濃度・オブ・ザ・リングBACK NUMBER
発達障害を公表したちゃんよたの本音「気持ちが少し楽になった」 セクシー女優レスラーが向き合った“個性”「(警察時代は)仕事ができなくて…」
text by
橋本宗洋Norihiro Hashimoto
photograph byNorihiro Hashimoto
posted2024/05/24 11:00
3月にはプロデュース興行を開催した女子プロレスラーのちゃんよた
「プロレスって、思ってたより自由でしたね」
警察官として勤務する中で、上司から一度にたくさんの指示をされるとうまく呑み込めなかった。プロレスでは試合後に先輩からアドバイスをもらうことがあり、それが完全には頭に入ってこないことも。そこでなぜだろうと悩むのではなく、今は「それが自分なんだ、別のやり方があるんだ」と納得できる。
「試合中は、自分の得意な攻撃パターンができている時はいいんです。問題は予想外の展開になった時。たぶん他の選手より“どうしよう”と慌ててしまうんですよ」
ただその感覚は奈七永、水波と対戦することで変わっていった。自分が思うような展開にならない時、一つの“正解”があってそれをやらなくてはと考えがちだったが、そうではないのだ。
「プロレスって、思ってたより自由でしたね。それを教わりました」
三富も、PPPTOKYOの選手たちに試合内容についての細かい指導は控えている。慶應大学出身、プロレスと同時に大手広告代理店の博報堂で働いていたこともある三富。会社を辞めてプロレスに専念すると発表した時も話題となり、さまざまなメディアに取り上げられた。それだけに既存のプロレス、根拠が分からない慣習への疑問を隠さない。はっきり「プロレス界の常識は反面教師です」と言う。

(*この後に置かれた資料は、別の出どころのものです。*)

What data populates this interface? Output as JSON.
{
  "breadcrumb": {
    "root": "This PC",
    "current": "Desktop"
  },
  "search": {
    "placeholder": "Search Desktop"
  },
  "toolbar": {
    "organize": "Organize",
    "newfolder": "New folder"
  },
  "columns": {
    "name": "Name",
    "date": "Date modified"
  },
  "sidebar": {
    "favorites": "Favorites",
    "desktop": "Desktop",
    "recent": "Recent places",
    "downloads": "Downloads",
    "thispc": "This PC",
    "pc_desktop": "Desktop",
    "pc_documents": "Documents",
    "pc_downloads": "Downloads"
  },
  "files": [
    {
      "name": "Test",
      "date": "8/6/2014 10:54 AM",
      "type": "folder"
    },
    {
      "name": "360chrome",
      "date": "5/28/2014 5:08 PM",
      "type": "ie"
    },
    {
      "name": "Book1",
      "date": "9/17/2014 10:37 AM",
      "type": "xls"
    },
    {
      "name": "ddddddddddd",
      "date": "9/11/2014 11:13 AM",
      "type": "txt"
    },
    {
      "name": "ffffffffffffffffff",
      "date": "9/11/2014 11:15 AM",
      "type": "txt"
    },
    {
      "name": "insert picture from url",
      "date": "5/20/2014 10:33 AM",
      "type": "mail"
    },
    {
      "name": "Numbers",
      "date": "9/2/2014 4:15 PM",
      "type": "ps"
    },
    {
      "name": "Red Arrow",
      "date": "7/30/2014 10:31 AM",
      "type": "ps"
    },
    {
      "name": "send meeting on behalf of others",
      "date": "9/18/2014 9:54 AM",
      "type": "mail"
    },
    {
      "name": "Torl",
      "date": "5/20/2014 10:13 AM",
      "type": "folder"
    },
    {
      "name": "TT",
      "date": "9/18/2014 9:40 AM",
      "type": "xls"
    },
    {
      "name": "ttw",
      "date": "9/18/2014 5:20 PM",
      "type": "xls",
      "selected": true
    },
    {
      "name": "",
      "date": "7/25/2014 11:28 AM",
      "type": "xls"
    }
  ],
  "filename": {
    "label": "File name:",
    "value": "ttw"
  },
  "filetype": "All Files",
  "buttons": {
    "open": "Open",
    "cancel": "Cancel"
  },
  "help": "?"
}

「プロレス界には“いい試合とはこういうもの”、“こういう場面ではこう動くべき”という謎のセオリーがあるんですよ。“こういうことはするもんじゃない”とか。もちろん受身とか相手にケガをさせない闘い方といった基本は身につけなければいけない。でもそれ以外は自由でいいはずです。プロレス界の常識がそんなに正しかったら、各団体もっとお客さんが入ってますよ(笑)。昔からこうだからではなく、お客さんが喜ぶことならそれは正しいと僕は思ってます」
発達障害も個性、セクシー女優で本格派プロレスラー
PPPTOKYOの主力選手である八須拳太郎は、ちゃんよたとともに“1分間格闘技”BreakingDownに出場。“胸毛ニキ”のニックネームで人気を博した。さらに4月には老舗MMA団体DEEPにも参戦。本人にも団体にも「格闘技で負けたらプロレスのキャリアに傷がつく」という考え方はない。所属選手にはトランスジェンダーの女子プロレスラーとしてデビューしたエチカ・ミヤビもいる(性別適合手術を受け、現在は欠場中)。
「これは八須やちゃんよたから学ばせてもらった部分も大きいんですが、PPPTOKYOの個性、魅力は“なりたい自分に世界一近づけるリング”ということじゃないかなと。団体の方向性の中で選手を役割、ポジションに当てはめるのではなく、それぞれがやりたいことをやるのが一番いい」
個々のブランディングも、選手まかせにはしない。
「たとえばSNSで使う言葉にしても、入念に戦略会議をしています。そこは広告代理店での経験が大きいですね。広告で使われる一つの言葉にどれだけの人が関わって、どれだけの時間とお金が使われているか知っているので。各プロレス団体もSNSの強化は意識しているんですけど、まだ選手の自主性とセンスに頼る部分が大きいです」
PPPTOKYOのモットーは「新進気鋭」。昭和・平成の「放映権料ビジネス」ではなく、新しいイベント運営の形を目指しているという。ちゃんよたの“発達障害を個性として受け入れる、セクシー女優かつ本格派プロレスラー”というあり方も、新しい時代の新しい団体だから生まれたと言えるのではないか。